Re: This is proper engineering
Not to dismiss this accomplishment, but we haven't had a man outside Earth's gravity well for over four decades now which is pretty sad considering how fast things were moving in the 60s.
Do you happen to remember the size of NASA's budget in the 1960s? It was 3-4% of GDP during the Apollo programme and has been less than 1% for most of the time since. And the Apollo programme had pretty much only one aim: get a man on the moon. NASA has since had to spread the cash around: space shuttle, space stations, Hubble, etc.
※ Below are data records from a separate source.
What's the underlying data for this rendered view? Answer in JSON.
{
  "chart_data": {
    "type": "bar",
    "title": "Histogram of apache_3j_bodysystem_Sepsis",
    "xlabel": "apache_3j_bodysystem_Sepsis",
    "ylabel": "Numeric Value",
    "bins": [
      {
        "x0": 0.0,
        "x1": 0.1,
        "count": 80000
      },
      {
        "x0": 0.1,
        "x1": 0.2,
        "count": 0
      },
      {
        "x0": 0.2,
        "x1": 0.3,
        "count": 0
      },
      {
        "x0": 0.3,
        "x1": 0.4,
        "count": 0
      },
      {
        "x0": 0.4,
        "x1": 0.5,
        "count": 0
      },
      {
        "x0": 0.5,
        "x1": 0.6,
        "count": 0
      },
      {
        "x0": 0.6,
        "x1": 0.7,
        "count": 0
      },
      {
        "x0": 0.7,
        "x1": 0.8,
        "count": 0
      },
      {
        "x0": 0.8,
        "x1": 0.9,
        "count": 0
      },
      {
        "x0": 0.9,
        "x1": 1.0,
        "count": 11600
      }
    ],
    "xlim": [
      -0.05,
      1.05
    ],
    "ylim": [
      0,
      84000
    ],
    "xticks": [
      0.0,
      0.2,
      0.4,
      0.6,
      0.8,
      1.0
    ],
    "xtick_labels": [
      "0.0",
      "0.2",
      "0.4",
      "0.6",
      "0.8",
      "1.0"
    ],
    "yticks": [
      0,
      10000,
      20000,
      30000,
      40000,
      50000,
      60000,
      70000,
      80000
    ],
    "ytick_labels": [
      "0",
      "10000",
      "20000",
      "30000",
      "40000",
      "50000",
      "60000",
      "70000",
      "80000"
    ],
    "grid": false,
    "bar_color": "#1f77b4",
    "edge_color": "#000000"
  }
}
Even then manned spaceflight took up a disproportionate part of the budget as launching people means launching bigger spacecraft to accommodate them and the life support systems. So, the space shuttle continued to divert resources away from research throughout. But it's okay, because the budget has been cut since it was retired.
Of course, once in orbit you can go pretty much anywhere, as the Voyager probes have amply demonstrated. But it's a matter of diminishing returns for various reasons: firstly, it takes a very long time to get anywhere; secondly, even when you do get somewhere, Shannon's law and power supplies severely limit how much research can be done and how much data can be communicated; thirdly, space is a very hostile environment viz. the number of failed launches or deployments (Venus and Mars have been particularly cruel). The last is one of the reasons why older but more reliable computer hardware is used. Missions routinely launch with technology which was outdated at launch, but can reasonably be expected to still be working at the end of the mission. I remember hardware from the early 1990s and it was not particularly fast. We all have mobile phones with more oomph.
So, given everything stacked against it, I think space exploration continues to make extraordinary strides. Rosetta, this probe and, Spirt, Opportunity and Curiosity continue to impress.